For the entirety of the Franco dictatorship — from 1939, until his death in 1975 — the Catholic Church enjoyed a privileged position in Spanish public life. After Franco, it all collapsed. This is the danger of relying on a political solution. One older man told me that in the 1950s, when he was a boy, the teaching of religion in Spain was by rote. There was no life in it. We didn’t get to talk about it in depth, but it’s not hard to imagine that the Spanish church grew fat and complacent, and came to see its role as more or less managers of the Sacrament Factory, whose monopoly was protected and enforced by the dictatorial state. Those American Catholics who believe integralism is the answer for the problems of liberalism ought to come to Spain and see what Franco’s legacy has been for the faith.

One young Catholic on this trip told me, “I wonder if it might have been better off for us if Franco had lost the war.” My sense is that that is a minority opinion among Spanish Catholics, but nevertheless, this man’s view that a communist persecution might have made the Church more vital, in the end, is worth contemplating. Sadly, looking at the churches of Eastern Europe (Poland the obvious exception), it’s hard to see how Spain-As-Cuba would have resulted in an outcome much different from what Spain is today.
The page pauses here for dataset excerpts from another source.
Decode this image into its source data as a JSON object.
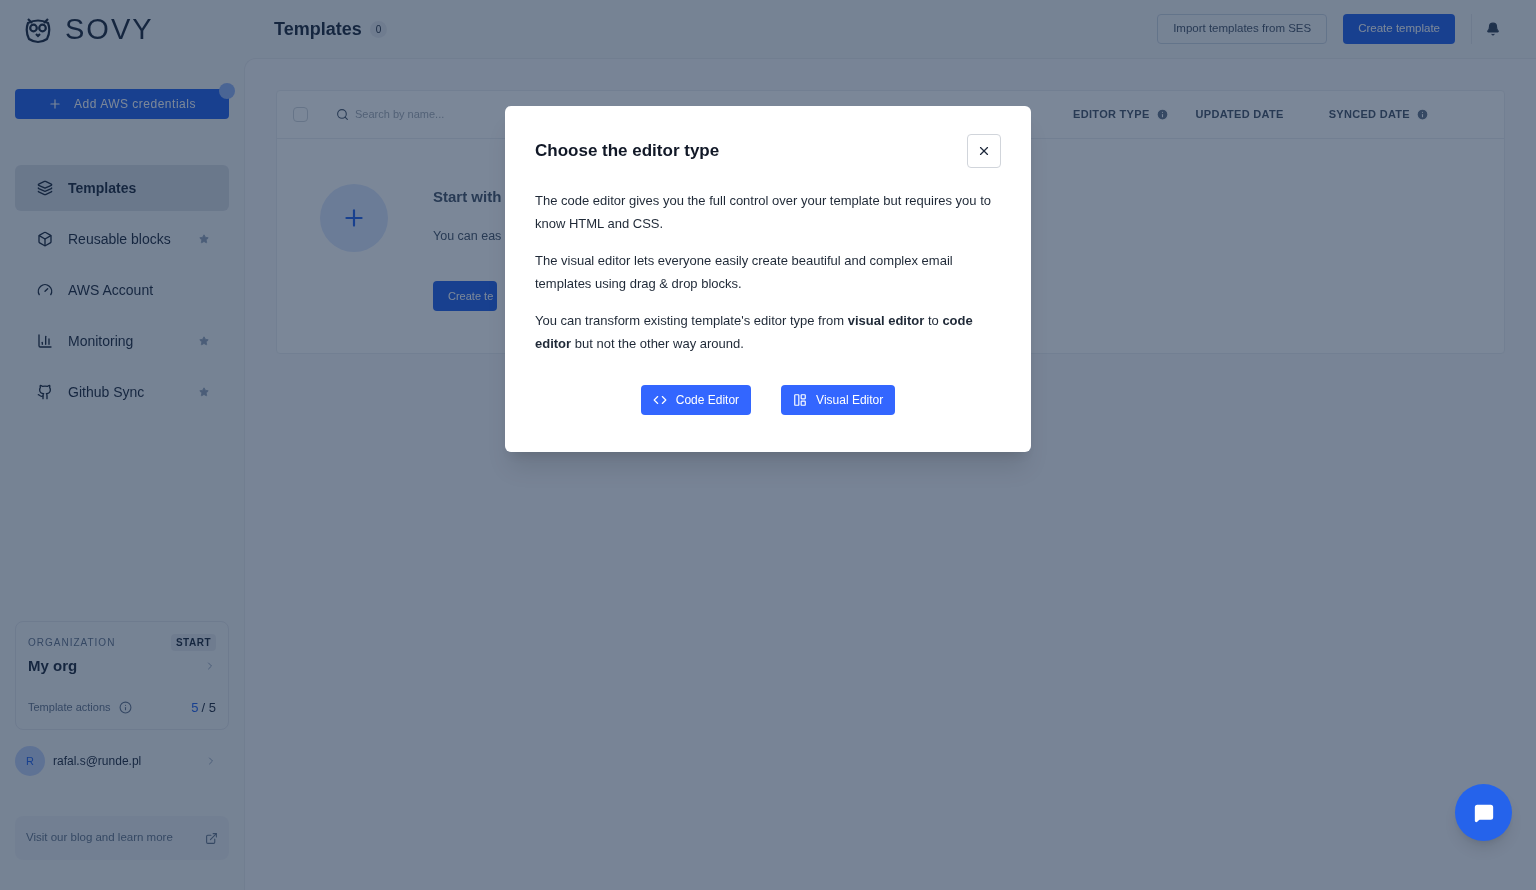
{
  "brand": {
    "name": "SOVY"
  },
  "header": {
    "title": "Templates",
    "count": "0",
    "buttons": [
      {
        "label": "Import templates from SES",
        "kind": "outline"
      },
      {
        "label": "Create template",
        "kind": "primary"
      }
    ]
  },
  "sidebar": {
    "add_button": {
      "label": "Add AWS credentials",
      "notification": true
    },
    "items": [
      {
        "label": "Templates",
        "selected": true,
        "starred": false
      },
      {
        "label": "Reusable blocks",
        "selected": false,
        "starred": true
      },
      {
        "label": "AWS Account",
        "selected": false,
        "starred": false
      },
      {
        "label": "Monitoring",
        "selected": false,
        "starred": true
      },
      {
        "label": "Github Sync",
        "selected": false,
        "starred": true
      }
    ],
    "organization": {
      "label": "ORGANIZATION",
      "plan": "START",
      "name": "My org",
      "usage_label": "Template actions",
      "used": "5",
      "total": "/ 5"
    },
    "user": {
      "initial": "R",
      "email": "rafal.s@runde.pl"
    },
    "blog_link": "Visit our blog and learn more"
  },
  "table": {
    "select_all": {
      "checked": false
    },
    "search": {
      "placeholder": "Search by name..."
    },
    "columns": [
      {
        "label": "EDITOR TYPE",
        "info": true
      },
      {
        "label": "UPDATED DATE",
        "info": false
      },
      {
        "label": "SYNCED DATE",
        "info": true
      }
    ],
    "empty_state": {
      "title": "Start with",
      "text": "You can eas",
      "button": "Create te"
    }
  },
  "modal": {
    "title": "Choose the editor type",
    "paragraphs": [
      "The code editor gives you the full control over your template but requires you to know HTML and CSS.",
      "The visual editor lets everyone easily create beautiful and complex email templates using drag & drop blocks.",
      "You can transform existing template's editor type from **visual editor** to **code editor** but not the other way around."
    ],
    "buttons": [
      {
        "label": "Code Editor"
      },
      {
        "label": "Visual Editor"
      }
    ]
  }
}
Still, it’s stunning to consider that nearly four decades of a right-wing authoritarian Catholic dictatorship has resulted in a collapse of the Catholic faith that’s not a lot better than how the faith fared under a similar period of left-wing totalitarian anti-Christian dictatorship in other European countries.

What are the lessons for us Americans? There are two broad ones. First, let me set limits on the analogy. The divisions in US society are not nearly as deep and as hostile as they were in Spain in the modern era, even long before the Second Republic. We will not see church-burning, for example.
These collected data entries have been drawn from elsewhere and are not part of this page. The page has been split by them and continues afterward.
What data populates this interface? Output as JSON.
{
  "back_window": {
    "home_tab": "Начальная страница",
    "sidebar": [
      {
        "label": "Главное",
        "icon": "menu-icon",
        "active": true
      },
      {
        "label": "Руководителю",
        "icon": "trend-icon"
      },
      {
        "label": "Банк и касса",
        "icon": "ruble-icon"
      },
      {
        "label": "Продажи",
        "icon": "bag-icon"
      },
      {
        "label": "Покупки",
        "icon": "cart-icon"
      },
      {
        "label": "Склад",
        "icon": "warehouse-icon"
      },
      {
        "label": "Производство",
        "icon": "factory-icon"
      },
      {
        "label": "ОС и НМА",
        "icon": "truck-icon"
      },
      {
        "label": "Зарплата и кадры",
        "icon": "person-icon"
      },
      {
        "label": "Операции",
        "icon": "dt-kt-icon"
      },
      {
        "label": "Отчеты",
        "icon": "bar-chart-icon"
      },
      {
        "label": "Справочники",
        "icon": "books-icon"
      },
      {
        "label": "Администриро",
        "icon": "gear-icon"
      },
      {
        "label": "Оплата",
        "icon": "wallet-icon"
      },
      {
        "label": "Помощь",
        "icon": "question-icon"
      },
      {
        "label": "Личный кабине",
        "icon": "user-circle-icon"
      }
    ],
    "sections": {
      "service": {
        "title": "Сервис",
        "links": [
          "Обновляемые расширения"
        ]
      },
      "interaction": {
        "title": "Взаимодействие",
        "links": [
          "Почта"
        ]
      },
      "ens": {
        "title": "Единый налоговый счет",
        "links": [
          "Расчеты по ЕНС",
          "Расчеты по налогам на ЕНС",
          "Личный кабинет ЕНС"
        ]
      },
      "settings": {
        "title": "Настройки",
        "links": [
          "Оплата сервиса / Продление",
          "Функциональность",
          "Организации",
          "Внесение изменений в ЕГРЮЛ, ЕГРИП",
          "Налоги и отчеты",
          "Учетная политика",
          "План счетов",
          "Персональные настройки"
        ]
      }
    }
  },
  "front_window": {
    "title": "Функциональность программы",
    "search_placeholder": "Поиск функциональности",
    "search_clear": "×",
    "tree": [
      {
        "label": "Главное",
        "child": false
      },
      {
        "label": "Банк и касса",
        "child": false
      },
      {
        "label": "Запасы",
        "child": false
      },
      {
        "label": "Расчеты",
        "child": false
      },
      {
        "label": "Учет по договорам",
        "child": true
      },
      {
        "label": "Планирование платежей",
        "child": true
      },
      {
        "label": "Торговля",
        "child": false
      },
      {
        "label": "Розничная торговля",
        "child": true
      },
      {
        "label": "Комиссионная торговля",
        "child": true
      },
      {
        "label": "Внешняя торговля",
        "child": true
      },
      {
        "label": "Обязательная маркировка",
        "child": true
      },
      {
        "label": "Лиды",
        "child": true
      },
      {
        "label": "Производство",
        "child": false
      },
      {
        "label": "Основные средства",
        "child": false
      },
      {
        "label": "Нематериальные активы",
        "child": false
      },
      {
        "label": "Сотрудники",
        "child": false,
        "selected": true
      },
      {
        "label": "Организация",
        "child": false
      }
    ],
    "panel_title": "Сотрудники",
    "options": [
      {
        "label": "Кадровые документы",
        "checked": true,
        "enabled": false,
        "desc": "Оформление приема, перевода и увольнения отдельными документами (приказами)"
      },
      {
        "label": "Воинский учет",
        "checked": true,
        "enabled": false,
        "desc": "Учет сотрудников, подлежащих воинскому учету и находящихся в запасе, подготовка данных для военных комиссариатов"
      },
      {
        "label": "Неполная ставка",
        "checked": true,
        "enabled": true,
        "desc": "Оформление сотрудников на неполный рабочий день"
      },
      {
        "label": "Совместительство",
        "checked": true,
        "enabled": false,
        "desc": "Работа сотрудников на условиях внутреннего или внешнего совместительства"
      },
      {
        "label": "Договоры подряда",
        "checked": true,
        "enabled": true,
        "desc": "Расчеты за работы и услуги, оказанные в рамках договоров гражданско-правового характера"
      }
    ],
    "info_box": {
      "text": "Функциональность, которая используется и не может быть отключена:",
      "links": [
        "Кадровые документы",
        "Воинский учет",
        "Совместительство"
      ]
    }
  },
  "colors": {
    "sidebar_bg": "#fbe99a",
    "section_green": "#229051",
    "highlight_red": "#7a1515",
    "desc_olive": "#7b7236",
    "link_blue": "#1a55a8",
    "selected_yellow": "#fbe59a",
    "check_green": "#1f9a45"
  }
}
But the historical analogy is still useful. Which brings me to the first lesson:

Progressive persecution of religious, social, and cultural conservatives invites an authoritarian backlash. The Spanish Civil War happened in part because Spanish leftists — including liberals (that is to say: not communists or socialists) — were fanatically committed to demonizing Christians, both using the power of the state, and within civil society. The anti-Christian attacks turned violent. Eventually, Christians pushed back. They sought protection in a right-wing authoritarian leader, not just because Franco was a protector of Christians, but because he also defended their concept of the nation.

We have already seen, in the example of Trump, that conservative Christians will embrace politically a bad man, not because they have any love for him but because unlike left-wing leaders, he doesn’t despise them, and seek to demonize them. Hear me: Donald Trump is no Francisco Franco. But the American left ought to understand that even though they have won the culture war, their insistence on bouncing the rubble is going to radicalize religious and social conservatives even further. It’s not just religious people. This insane talk on the left demonizing “white males,” and men in general, sends a clear and alarming signal to whites and men about what Democrats will do to them when they take full power.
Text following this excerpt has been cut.